In a joint news release, House and Senate Democratic leaders claimed Ducey’s bonding plan will fail if he does not concede to their demands.

“Rather than work with Democrats in true bipartisanship, Gov. Ducey and Republican legislative leaders have decided they would rather risk university bonding than make a humane gesture to poor Arizona families and give our teachers a truly meaningful raise,” they said. “Until they are willing to put ugly partisan politics aside and work with us, they will lose that gamble.”

So if the university bonding plan fails, what is “Plan B” for the GOP leadership on the budget?

A closer examination of the tentative budget has revealed other problems hidden in the deal. Provision to suppress Planned Parenthood buried in budget:

Republican legislative leaders are using a provision buried in the state budget in their latest attempt to defund Planned Parenthood.

The measure requires the state Department of Health Services to apply to the federal government for Title X dollars. Those are family planning funds which now are given directly by the feds to health care agencies.
As crafted, it requires health officials to argue that the state “is best suited to receive and distribute” these dollars to eligible agencies.

But there’s something else in the measure: If the health department does get all the money, it cannot redistribute any to any family planning agency that also does abortions, even if none of those family planning dollars actually are used to terminate pregnancies.

The move drew a sharp reaction from Bryan Howard, president of Planned Parenthood Arizona.

“There is one and only one reason that this is in the budget,” he said. “And it’s for Gov. (Doug) Ducey to continue to double-down on his determination to expunge Planned Parenthood from the landscape.”

Howard said the federal government has been providing Title X grants through a grant process since the 1970s.

“Never in that entire time has this state government shown any interest in this family planning funding,” Howard said.

And then there is this provision from our blog troll Sen.
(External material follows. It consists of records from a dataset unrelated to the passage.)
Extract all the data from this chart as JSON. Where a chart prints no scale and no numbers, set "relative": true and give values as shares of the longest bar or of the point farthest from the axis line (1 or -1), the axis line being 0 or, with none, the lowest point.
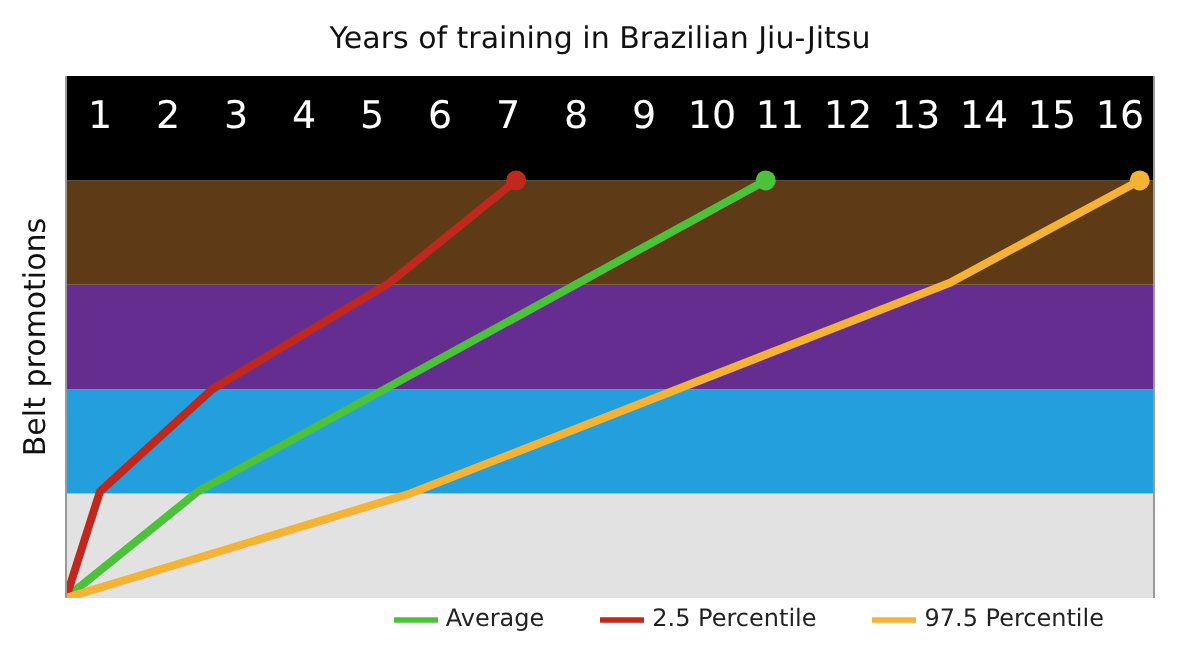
{
  "chart_data": {
    "type": "line",
    "title": "Years of training in Brazilian Jiu-Jitsu",
    "ylabel": "Belt promotions",
    "relative": true,
    "xlim": [
      0,
      16
    ],
    "xticks": [
      {
        "value": 0.5,
        "label": "1"
      },
      {
        "value": 1.5,
        "label": "2"
      },
      {
        "value": 2.5,
        "label": "3"
      },
      {
        "value": 3.5,
        "label": "4"
      },
      {
        "value": 4.5,
        "label": "5"
      },
      {
        "value": 5.5,
        "label": "6"
      },
      {
        "value": 6.5,
        "label": "7"
      },
      {
        "value": 7.5,
        "label": "8"
      },
      {
        "value": 8.5,
        "label": "9"
      },
      {
        "value": 9.5,
        "label": "10"
      },
      {
        "value": 10.5,
        "label": "11"
      },
      {
        "value": 11.5,
        "label": "12"
      },
      {
        "value": 12.5,
        "label": "13"
      },
      {
        "value": 13.5,
        "label": "14"
      },
      {
        "value": 14.5,
        "label": "15"
      },
      {
        "value": 15.5,
        "label": "16"
      }
    ],
    "series": [
      {
        "name": "Average",
        "color": "#4cc13a",
        "x": [
          0,
          1.94,
          10.29
        ],
        "values": [
          0,
          0.255,
          1
        ]
      },
      {
        "name": "2.5 Percentile",
        "color": "#c0281e",
        "x": [
          0,
          0.5,
          2.15,
          4.76,
          6.62
        ],
        "values": [
          0,
          0.255,
          0.5,
          0.755,
          1
        ]
      },
      {
        "name": "97.5 Percentile",
        "color": "#f5b335",
        "x": [
          0,
          5.06,
          13.0,
          15.79
        ],
        "values": [
          0,
          0.25,
          0.755,
          1
        ]
      }
    ],
    "bands": [
      {
        "axis": "y",
        "from": 0,
        "to": 0.25,
        "color": "#e2e2e2"
      },
      {
        "axis": "y",
        "from": 0.25,
        "to": 0.5,
        "color": "#229fdc"
      },
      {
        "axis": "y",
        "from": 0.5,
        "to": 0.75,
        "color": "#662d91"
      },
      {
        "axis": "y",
        "from": 0.75,
        "to": 1,
        "color": "#5e3a17"
      },
      {
        "axis": "y",
        "from": 1,
        "to": 1.25,
        "color": "#000000"
      }
    ],
    "legend": "bottom right"
  }
}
John Kavanagh, an acolyte of disgraced former Sen. Russell Pearce and former Maricopa County Sheriff Joe Arpaio (it will be a day of celebration when we can add “former” in front of Kavanagh’s name). Lawmakers vote to strip Penzone of gang, immigration enforcement funds:

The proposed state budget strips the Maricopa County Sheriff’s Office of $1.6 million in anti-gang and illegal immigration funding, and Republican Sen. John Kavanagh took no issue saying it was because of the Democratic sheriff’s immigration policies.

“The current situation is very simple,” Kavanagh, R-Fountain Hills, said during the Senate Appropriations Committee hearing Wednesday. “The sheriff of Maricopa County has made it quite clear that he’s out of the business of anti-immigration enforcement, so why would you give him money to do that? It’s a waste of taxpayer dollars… You spend money where money’s willing to be spent.”
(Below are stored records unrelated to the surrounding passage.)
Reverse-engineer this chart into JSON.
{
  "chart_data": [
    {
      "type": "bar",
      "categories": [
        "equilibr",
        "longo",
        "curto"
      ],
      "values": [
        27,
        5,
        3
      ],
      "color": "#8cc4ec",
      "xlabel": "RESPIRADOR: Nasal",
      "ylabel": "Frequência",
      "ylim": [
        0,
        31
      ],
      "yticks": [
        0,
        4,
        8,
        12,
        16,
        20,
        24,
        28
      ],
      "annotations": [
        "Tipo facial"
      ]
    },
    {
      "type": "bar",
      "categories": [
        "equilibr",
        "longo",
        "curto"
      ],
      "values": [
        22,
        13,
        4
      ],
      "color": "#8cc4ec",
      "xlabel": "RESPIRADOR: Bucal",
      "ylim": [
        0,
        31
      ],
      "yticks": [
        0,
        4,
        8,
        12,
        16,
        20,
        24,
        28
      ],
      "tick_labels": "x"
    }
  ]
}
The Gang and Immigration Intelligence Team Enforcement Mission, or GIITEM, funding was earmarked for MCSO prior to Democratic Sheriff Paul Penzone’s win over his longtime Republican predecessor Joe Arpaio. But that allocation is being eliminated, with $1.2 million to be put toward a backlog of sexual assault kits and the remaining $400,000 for the Pima County Sheriff’s Office.

If and when the budget is approved, there will be a rocket docket of bills that the GOP leadership wants to complete action on before sine die. This is when zombie bills you thought were dead are resurrected in the wee hours of the morning when no one is watching through a strike-everything amendment. It’s time to be on your toes, zombie hunters!